Cuando los niños están viendo un programa de televisión, están también bajo la influencia de numerosos anuncios comerciales, algunos de los cuales son de bebidas alcohólicas, comidas de preparación rápida y juguetes.

 

LOS RIESGOS

– Sacar malas notas en la escuela. Sucede al dedicar más tiempo a la televisión que a los deberes y al estudio.

– Leer menos libros. Demasiada televisión resta tiempo a la lectura.
– Hacer menos ejercicio físico. La televisión supone un grave peligro de sedentarismo para los niños.
– Tener problemas de sobrepeso. El sedentarismo unido a un mayor consumo desnaks y productos calóricos durante el tiempo que pasan sentados delante de la televisión puede aumentar su riesgo de obesidad.
– Convertirse en niños pasivos. La celeridad con la que pasan las secuencias de las imágenes en televisión puede hacer perder a los niños por otros juegos tradicionales, que para ellos, se convierten en lentos, aburridos y sin interés.

– Perder las relaciones sociales. La televisión, normalmente, se ve solo, pero aunque esté otro niño al lado, no estableces comunicación a penas. Los juegos con los demás niños afianzan los lazos sociales y desarrollan estrategias para poder enfrentarse a los conflictos relacionales.
– Entender parcialmente lo visto. La violencia, la sexualidad, los estereotipos de raza y de género, y el abuso de drogas y alcohol son temas comunes en los programas de televisión. Los niños son impresionables y pueden asumir que lo que ellos ven en televisión es lo normal, seguro y aceptable. Por consecuencia, la televisión también expone a los niños a tipos de comportamiento y actitudes que pueden ser abrumadores y difíciles de comprender.

 

La publicidad 

 

Los niños son los grandes explotados por la publicidad en la televisión. Los fabricantes de juguetes ganan millones cada año por lanzar al mercado sus productos para niños. Además, la publicidad televisiva proyecta estereotipos relacionados a aspectos raciales, sociales, culturales, sexuales, así como también hábitos alimentarios.
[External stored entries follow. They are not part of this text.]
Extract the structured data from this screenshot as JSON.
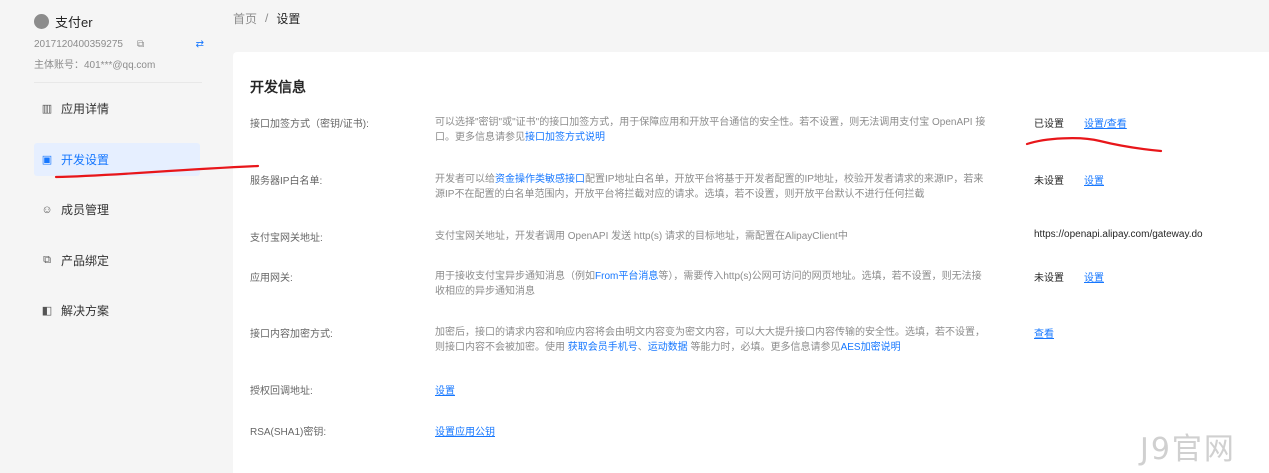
{
  "app": {
    "name": "支付er",
    "app_id": "2017120400359275",
    "account": "主体账号：401***@qq.com"
  },
  "icons": {
    "copy": "copy-icon",
    "swap": "swap-icon"
  },
  "nav": {
    "items": [
      {
        "label": "应用详情",
        "icon": "monitor-icon",
        "glyph": "▥"
      },
      {
        "label": "开发设置",
        "icon": "dev-settings-icon",
        "glyph": "▣"
      },
      {
        "label": "成员管理",
        "icon": "members-icon",
        "glyph": "☺"
      },
      {
        "label": "产品绑定",
        "icon": "product-bind-icon",
        "glyph": "⧉"
      },
      {
        "label": "解决方案",
        "icon": "solution-icon",
        "glyph": "◧"
      }
    ],
    "active_index": 1
  },
  "breadcrumb": {
    "home": "首页",
    "separator": "/",
    "current": "设置"
  },
  "section": {
    "title": "开发信息"
  },
  "rows": {
    "sign": {
      "label": "接口加签方式（密钥/证书):",
      "desc_1": "可以选择\"密钥\"或\"证书\"的接口加签方式，用于保障应用和开放平台通信的安全性。若不设置，则无法调用支付宝 OpenAPI 接口。更多信息请参见",
      "desc_link": "接口加签方式说明",
      "status": "已设置",
      "action": "设置/查看"
    },
    "ip": {
      "label": "服务器IP白名单:",
      "desc_1": "开发者可以给",
      "desc_link": "资金操作类敏感接口",
      "desc_2": "配置IP地址白名单，开放平台将基于开发者配置的IP地址，校验开发者请求的来源IP，若来源IP不在配置的白名单范围内，开放平台将拦截对应的请求。选填，若不设置，则开放平台默认不进行任何拦截",
      "status": "未设置",
      "action": "设置"
    },
    "gateway": {
      "label": "支付宝网关地址:",
      "desc": "支付宝网关地址，开发者调用 OpenAPI 发送 http(s) 请求的目标地址，需配置在AlipayClient中",
      "value": "https://openapi.alipay.com/gateway.do"
    },
    "app_gateway": {
      "label": "应用网关:",
      "desc_1": "用于接收支付宝异步通知消息（例如",
      "desc_link": "From平台消息",
      "desc_2": "等），需要传入http(s)公网可访问的网页地址。选填，若不设置，则无法接收相应的异步通知消息",
      "status": "未设置",
      "action": "设置"
    },
    "encrypt": {
      "label": "接口内容加密方式:",
      "desc_1": "加密后，接口的请求内容和响应内容将会由明文内容变为密文内容，可以大大提升接口内容传输的安全性。选填，若不设置，则接口内容不会被加密。使用 ",
      "desc_link_1": "获取会员手机号",
      "desc_sep": "、",
      "desc_link_2": "运动数据",
      "desc_2": " 等能力时，必填。更多信息请参见",
      "desc_link_3": "AES加密说明",
      "action": "查看"
    },
    "callback": {
      "label": "授权回调地址:",
      "action": "设置"
    },
    "rsa": {
      "label": "RSA(SHA1)密钥:",
      "action": "设置应用公钥"
    }
  },
  "watermark": "J9官网",
  "annotation_color": "#e8161a"
}
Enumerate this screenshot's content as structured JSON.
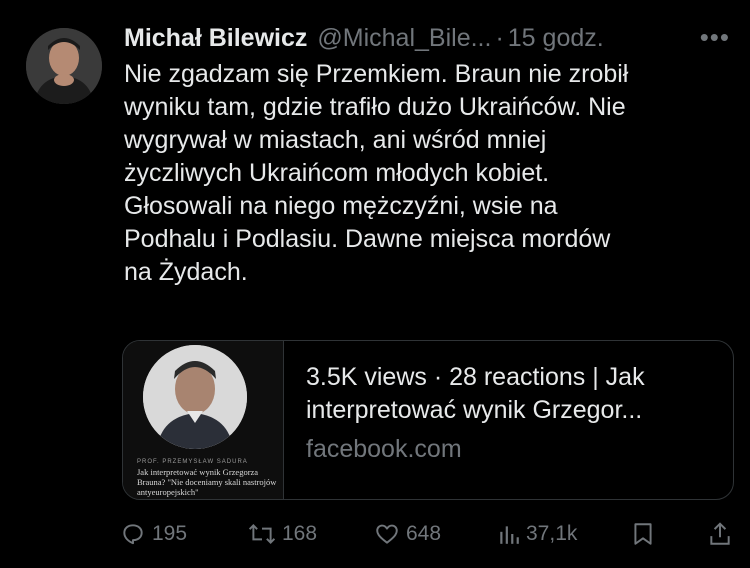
{
  "author": {
    "name": "Michał Bilewicz",
    "handle": "@Michal_Bile...",
    "time": "15 godz."
  },
  "tweet": {
    "lines": [
      "Nie zgadzam się Przemkiem. Braun nie zrobił",
      "wyniku tam, gdzie trafiło dużo Ukraińców. Nie",
      "wygrywał w miastach, ani wśród mniej",
      "życzliwych Ukraińcom młodych kobiet.",
      "Głosowali na niego mężczyźni, wsie na",
      "Podhalu i Podlasiu. Dawne miejsca mordów",
      "na Żydach."
    ]
  },
  "card": {
    "title_line1": "3.5K views · 28 reactions | Jak",
    "title_line2": "interpretować wynik Grzegor...",
    "domain": "facebook.com",
    "thumb_author": "PROF. PRZEMYSŁAW SADURA",
    "thumb_caption": "Jak interpretować wynik Grzegorza Brauna? \"Nie doceniamy skali nastrojów antyeuropejskich\""
  },
  "actions": {
    "replies": "195",
    "reposts": "168",
    "likes": "648",
    "views": "37,1k"
  },
  "icons": {
    "reply": "reply-icon",
    "repost": "repost-icon",
    "like": "heart-icon",
    "views": "views-icon",
    "bookmark": "bookmark-icon",
    "share": "share-icon",
    "more": "more-icon"
  },
  "colors": {
    "background": "#000000",
    "text": "#e7e9ea",
    "secondary": "#71767b",
    "border": "#2f3336"
  }
}
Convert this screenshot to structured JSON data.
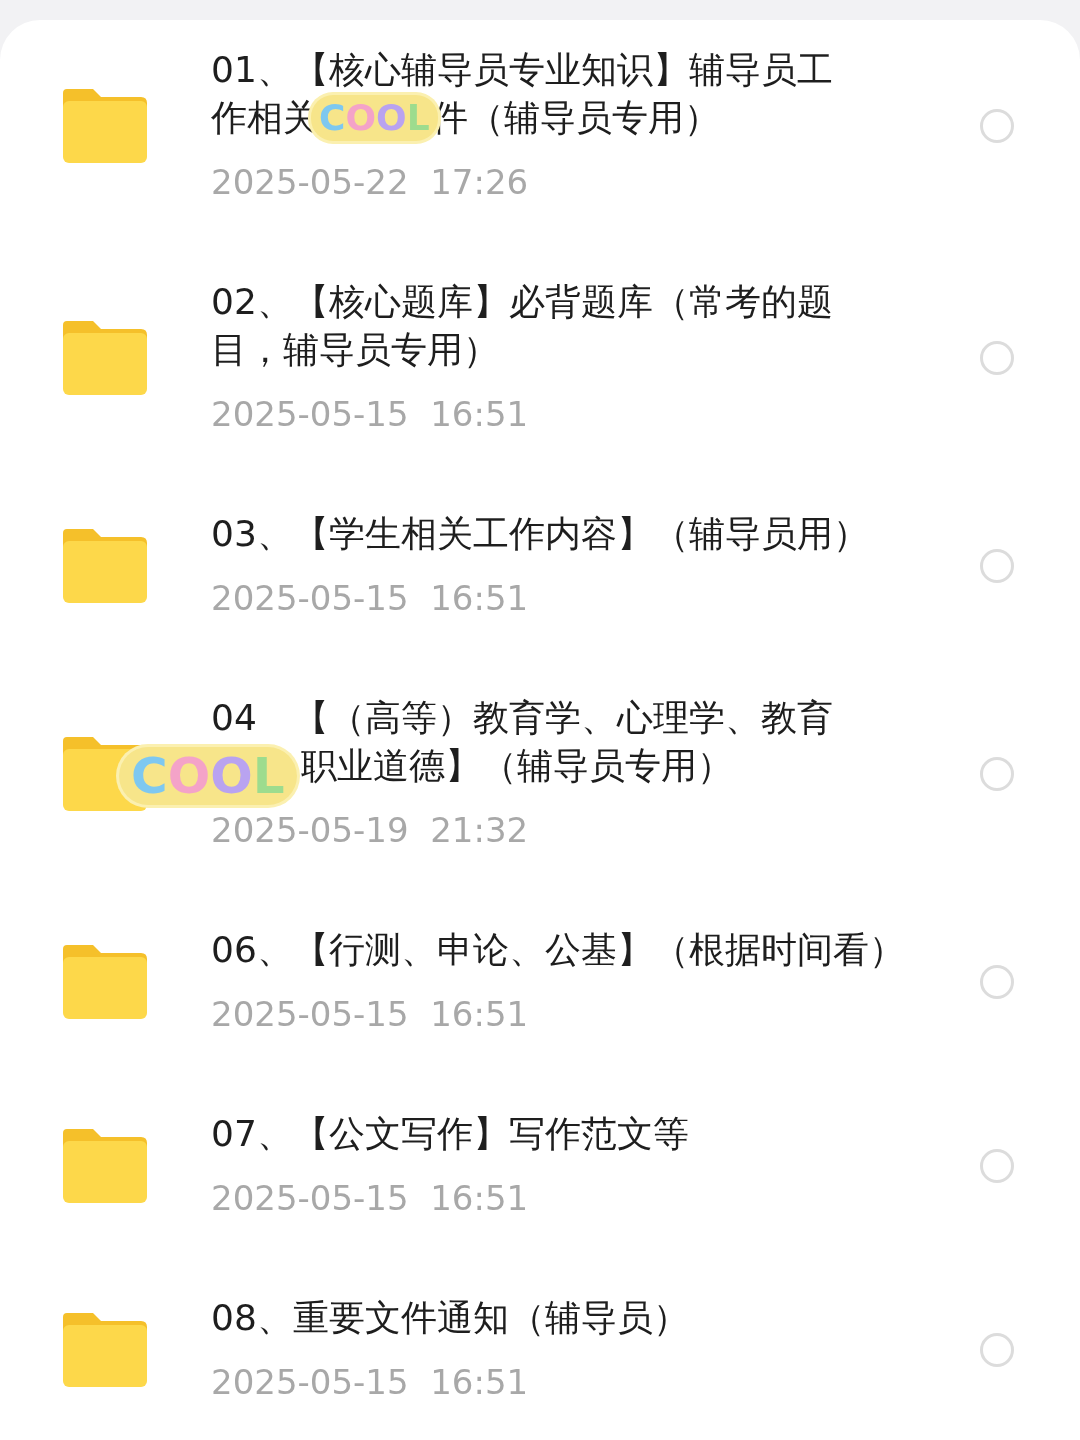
{
  "files": [
    {
      "kind": "folder",
      "selected": false,
      "title_lines": [
        [
          {
            "kind": "text",
            "text": "01、【核心辅导员专业知识】辅导员工"
          }
        ],
        [
          {
            "kind": "text",
            "text": "作相关"
          },
          {
            "kind": "sticker",
            "text": "COOL"
          },
          {
            "kind": "text",
            "text": "件（辅导员专用）"
          }
        ]
      ],
      "date": "2025-05-22  17:26"
    },
    {
      "kind": "folder",
      "selected": false,
      "title_lines": [
        [
          {
            "kind": "text",
            "text": "02、【核心题库】必背题库（常考的题"
          }
        ],
        [
          {
            "kind": "text",
            "text": "目，辅导员专用）"
          }
        ]
      ],
      "date": "2025-05-15  16:51"
    },
    {
      "kind": "folder",
      "selected": false,
      "title_lines": [
        [
          {
            "kind": "text",
            "text": "03、【学生相关工作内容】（辅导员用）"
          }
        ]
      ],
      "date": "2025-05-15  16:51"
    },
    {
      "kind": "folder",
      "selected": false,
      "title_lines": [
        [
          {
            "kind": "text",
            "text": "04"
          },
          {
            "kind": "text",
            "text": "【（高等）教育学、心理学、教育"
          }
        ],
        [
          {
            "kind": "sticker",
            "text": "COOL"
          },
          {
            "kind": "text",
            "text": "职业道德】（辅导员专用）"
          }
        ]
      ],
      "date": "2025-05-19  21:32"
    },
    {
      "kind": "folder",
      "selected": false,
      "title_lines": [
        [
          {
            "kind": "text",
            "text": "06、【行测、申论、公基】（根据时间看）"
          }
        ]
      ],
      "date": "2025-05-15  16:51"
    },
    {
      "kind": "folder",
      "selected": false,
      "title_lines": [
        [
          {
            "kind": "text",
            "text": "07、【公文写作】写作范文等"
          }
        ]
      ],
      "date": "2025-05-15  16:51"
    },
    {
      "kind": "folder",
      "selected": false,
      "title_lines": [
        [
          {
            "kind": "text",
            "text": "08、重要文件通知（辅导员）"
          }
        ]
      ],
      "date": "2025-05-15  16:51"
    }
  ]
}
Según estudios norteamericanos, se emiten una media de 23 publicidades por hora, que sugieren cereales, galletas, comidas rápidas, refrescos y golosinas. Ese excesivo número de anuncios comerciales que sugieren alimentos está relacionado con la obesidad infantil. Por otra parte, la exagerada representación de imágenes corporales perfectas puede contribuir al problema de la anorexia nerviosa, sobre todo, en adolescentes, debido a la ansiedad que provoca. 

Más de la mitad de la publicidad contiene información errónea, engañosa o ambas, pero que los niños creen como verdadera. 

 

¿Qué hacer? Consejos


Te daremos algunos consejos e ideas para que uses la televisión pero con control:

  • Tiempo de televisión. Pacta con tu hijo (si es mayor) el tiempo dedicado a ver televisión y los momentos del día, y si es pequeño déjale claro después de qué rutina puede verla. No es recomendable antes de los 3 años.

  • Mal uso: para calmarles o distraerles. No ver cuando se come, es un buen momento para charlar de lo que ha ocurrido en el día. 

  • Compañía. No se te puede olvidar acompañar al niño en todo momento que vea la televisión, para explicarle y aclararle dudas que le surjan, para poder hacerle ver la diferencia entre lo real y lo ficticio…

Por: Marta Villegas y Beatriz Glez

  • Evitar: películas nocivas para su desarrollo, de comportamientos  ntisociales o malos hábitos. Ahora suelen jugar a juegos de imitación.

  • Los programas: deberán tener un repertorio de lenguaje que conozca el niño, referencia de un mundo conocido y que lo motive, y las secuencias más o menos de un mundo real.

  • Ventajas de la televisión. No es del todo nociva, por ejemplo, puede acercar personas, lugares y acontecimientos que de otra manera podría ser imposible de observas, como los documentales de naturaleza. También se puede hacer uso de la grabación para verlo en otro momento más oportuno.

  • Actividades. Se puede jugar con el niño a hacer grabaciones con una cámara de vídeo, ser periodista o presentador de televisión con una caja de cartón.